The GIP can be found on the branch zerim/subgraph-api-versioning in the GIPs repo. For convenience, the Abstract and Motivation of the GIP are pasted below.

There are still a couple of sections that are WIP, but any feedback at this stage is welcome!


Abstract

This proposal defines a process for defining the canonical behavior of the subgraph API in the protocol as well as establishing the matrix of subgraph API features and their corresponding supported protocol features.

Motivation

A core value proposition of The Graph, as a decentralized protocol for indexing and querying public data is that a Consumer can trust the integrity of the work performed by the network, with minimal or zero trust in any individual Indexer. There are a number of techniques for achieving this with varying degrees of trust minimization. These include off-chain reputation systems as well as mechanisms that may be combined with slashing such as arbitration, refereed games and cryptographic fraud or validity proofs.
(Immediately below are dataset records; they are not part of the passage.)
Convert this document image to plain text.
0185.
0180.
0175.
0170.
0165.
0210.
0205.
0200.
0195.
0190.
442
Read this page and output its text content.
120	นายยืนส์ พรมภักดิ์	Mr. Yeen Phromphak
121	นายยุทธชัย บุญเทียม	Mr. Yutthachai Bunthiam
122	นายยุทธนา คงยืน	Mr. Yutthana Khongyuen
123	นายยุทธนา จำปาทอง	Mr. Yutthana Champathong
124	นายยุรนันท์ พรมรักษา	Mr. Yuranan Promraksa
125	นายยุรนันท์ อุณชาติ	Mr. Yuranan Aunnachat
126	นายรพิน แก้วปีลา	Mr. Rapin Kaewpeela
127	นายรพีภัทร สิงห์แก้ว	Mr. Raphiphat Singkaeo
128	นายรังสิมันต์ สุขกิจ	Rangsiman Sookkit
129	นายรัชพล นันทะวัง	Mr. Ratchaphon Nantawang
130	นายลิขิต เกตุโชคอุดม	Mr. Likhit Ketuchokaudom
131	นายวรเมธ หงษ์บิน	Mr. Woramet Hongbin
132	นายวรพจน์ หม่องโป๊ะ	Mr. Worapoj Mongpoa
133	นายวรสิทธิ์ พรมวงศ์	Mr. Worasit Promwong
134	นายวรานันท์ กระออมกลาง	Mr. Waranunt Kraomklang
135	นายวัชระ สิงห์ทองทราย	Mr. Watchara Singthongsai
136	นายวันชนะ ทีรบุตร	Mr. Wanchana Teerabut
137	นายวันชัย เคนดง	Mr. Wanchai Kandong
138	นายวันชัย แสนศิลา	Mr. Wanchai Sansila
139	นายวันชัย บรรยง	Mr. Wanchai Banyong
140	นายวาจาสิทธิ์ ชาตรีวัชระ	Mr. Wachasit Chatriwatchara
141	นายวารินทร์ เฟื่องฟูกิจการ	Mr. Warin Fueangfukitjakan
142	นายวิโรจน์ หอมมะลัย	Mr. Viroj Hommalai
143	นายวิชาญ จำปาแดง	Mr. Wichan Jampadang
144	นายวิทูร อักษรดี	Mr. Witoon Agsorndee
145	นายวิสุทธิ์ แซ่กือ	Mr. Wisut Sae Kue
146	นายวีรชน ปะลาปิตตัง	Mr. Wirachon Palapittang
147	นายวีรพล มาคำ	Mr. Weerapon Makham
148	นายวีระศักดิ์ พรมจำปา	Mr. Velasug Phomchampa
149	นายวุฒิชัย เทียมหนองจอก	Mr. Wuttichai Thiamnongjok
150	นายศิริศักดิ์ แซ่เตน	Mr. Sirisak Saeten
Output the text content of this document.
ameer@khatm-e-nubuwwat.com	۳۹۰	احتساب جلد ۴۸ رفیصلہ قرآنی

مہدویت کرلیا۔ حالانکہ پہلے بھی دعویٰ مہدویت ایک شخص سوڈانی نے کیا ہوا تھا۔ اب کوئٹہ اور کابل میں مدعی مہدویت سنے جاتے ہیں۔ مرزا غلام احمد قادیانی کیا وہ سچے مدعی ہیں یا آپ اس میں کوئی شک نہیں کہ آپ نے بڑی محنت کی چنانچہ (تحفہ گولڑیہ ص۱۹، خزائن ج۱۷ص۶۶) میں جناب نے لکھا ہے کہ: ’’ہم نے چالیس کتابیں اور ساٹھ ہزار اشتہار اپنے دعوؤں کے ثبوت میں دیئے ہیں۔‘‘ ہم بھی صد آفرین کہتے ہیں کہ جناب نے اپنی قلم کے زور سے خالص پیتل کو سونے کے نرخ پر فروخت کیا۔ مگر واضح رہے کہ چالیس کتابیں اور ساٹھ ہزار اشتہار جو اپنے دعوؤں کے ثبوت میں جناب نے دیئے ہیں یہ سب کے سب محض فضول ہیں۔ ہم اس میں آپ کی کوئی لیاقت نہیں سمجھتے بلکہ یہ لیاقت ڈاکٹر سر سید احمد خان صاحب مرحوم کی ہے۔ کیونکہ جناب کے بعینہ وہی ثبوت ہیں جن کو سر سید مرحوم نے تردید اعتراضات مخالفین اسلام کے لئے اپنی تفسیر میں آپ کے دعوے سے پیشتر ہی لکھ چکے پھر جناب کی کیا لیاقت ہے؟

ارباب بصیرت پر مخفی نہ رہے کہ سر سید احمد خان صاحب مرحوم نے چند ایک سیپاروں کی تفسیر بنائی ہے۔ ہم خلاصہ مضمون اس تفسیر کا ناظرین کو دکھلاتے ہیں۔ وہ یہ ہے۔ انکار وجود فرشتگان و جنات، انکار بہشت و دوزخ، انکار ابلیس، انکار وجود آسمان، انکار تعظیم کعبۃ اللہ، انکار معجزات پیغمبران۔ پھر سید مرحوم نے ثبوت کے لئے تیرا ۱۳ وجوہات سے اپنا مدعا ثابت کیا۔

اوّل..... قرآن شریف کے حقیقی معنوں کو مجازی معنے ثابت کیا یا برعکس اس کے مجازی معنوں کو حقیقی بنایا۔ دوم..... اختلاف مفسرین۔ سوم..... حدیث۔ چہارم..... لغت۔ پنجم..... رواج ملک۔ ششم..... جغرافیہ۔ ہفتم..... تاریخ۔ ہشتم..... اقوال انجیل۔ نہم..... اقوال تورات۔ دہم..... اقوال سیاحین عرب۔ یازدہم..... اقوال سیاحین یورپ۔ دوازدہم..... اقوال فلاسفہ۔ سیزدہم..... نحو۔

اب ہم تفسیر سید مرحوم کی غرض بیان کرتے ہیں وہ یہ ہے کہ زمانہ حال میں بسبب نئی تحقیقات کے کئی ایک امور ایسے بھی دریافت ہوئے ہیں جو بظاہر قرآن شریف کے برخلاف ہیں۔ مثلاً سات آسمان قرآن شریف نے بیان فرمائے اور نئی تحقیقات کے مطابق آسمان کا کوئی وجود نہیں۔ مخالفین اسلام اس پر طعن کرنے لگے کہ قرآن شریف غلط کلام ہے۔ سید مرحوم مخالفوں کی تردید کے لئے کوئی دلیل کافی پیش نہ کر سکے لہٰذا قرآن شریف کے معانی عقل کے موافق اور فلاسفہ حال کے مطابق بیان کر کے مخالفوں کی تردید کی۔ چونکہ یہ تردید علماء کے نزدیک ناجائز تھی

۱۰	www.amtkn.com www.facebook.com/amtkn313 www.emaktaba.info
In general, the more trustless the mechanism, the greater the research and engineering effort required to implement it. This proposal therefore describes a support matrix comprising which subgraph API features can be used in conjunction with which features of the protocol, as determined by the strength of the techniques available for guaranteeing the integrity of said features. Having this granular support matrix allows new subgraph API features to be continuously and immediately added to the protocol with additional protocol features supported for those features in later stages–all while driving query volume for these features to the decentralized network, as opposed to any centralized services that might be used to expose these features.

Additionally, all the mentioned techniques with the notable exception of reputation systems, require that the work that Indexer perform be defined deterministically. Therefore, this proposal also describes how a canonical version of the subgraph API may be established via decentralized governance. This is a hard requirement for supporting protocol features such as disputing and slashing Indexers for invalid indexing or query work.

6 Likes

Motivating Use Case
The issue of query versioning has recently become more urgent to properly support the block_gte feature and fix the “block wobble” problem. So, we will need to spend some time on this GIP and implement any changes it requires.

For context, the availability of the block_gte parameter would change the result of existing attested queries. The query { __schema { types { name … } … } } before would not include the block_gte parameter in the result but now should. In addition, previous versions graph-node should attest to an error response for any query utilizing the block_gte feature because the query was invalid since it did not conform to the schema. The same request against a new version of graph-node should instead respond with data but mark the response non-attestable because the query is, by its nature, non-deterministic. To support this and provide N+1 support, we need query versioning.

This use-case raises some issues with the GIP as written, which will need to be addressed.

Issue: Queries cannot be versioned with feature detection alone
As shown above, feature detection is insufficient for versioning queries because a new query feature added to graph-node will necessarily change some responses if we remain GraphQL compliant.

It is standard to add versioning information outside of the GraphQL API when breaking changes are unavoidable.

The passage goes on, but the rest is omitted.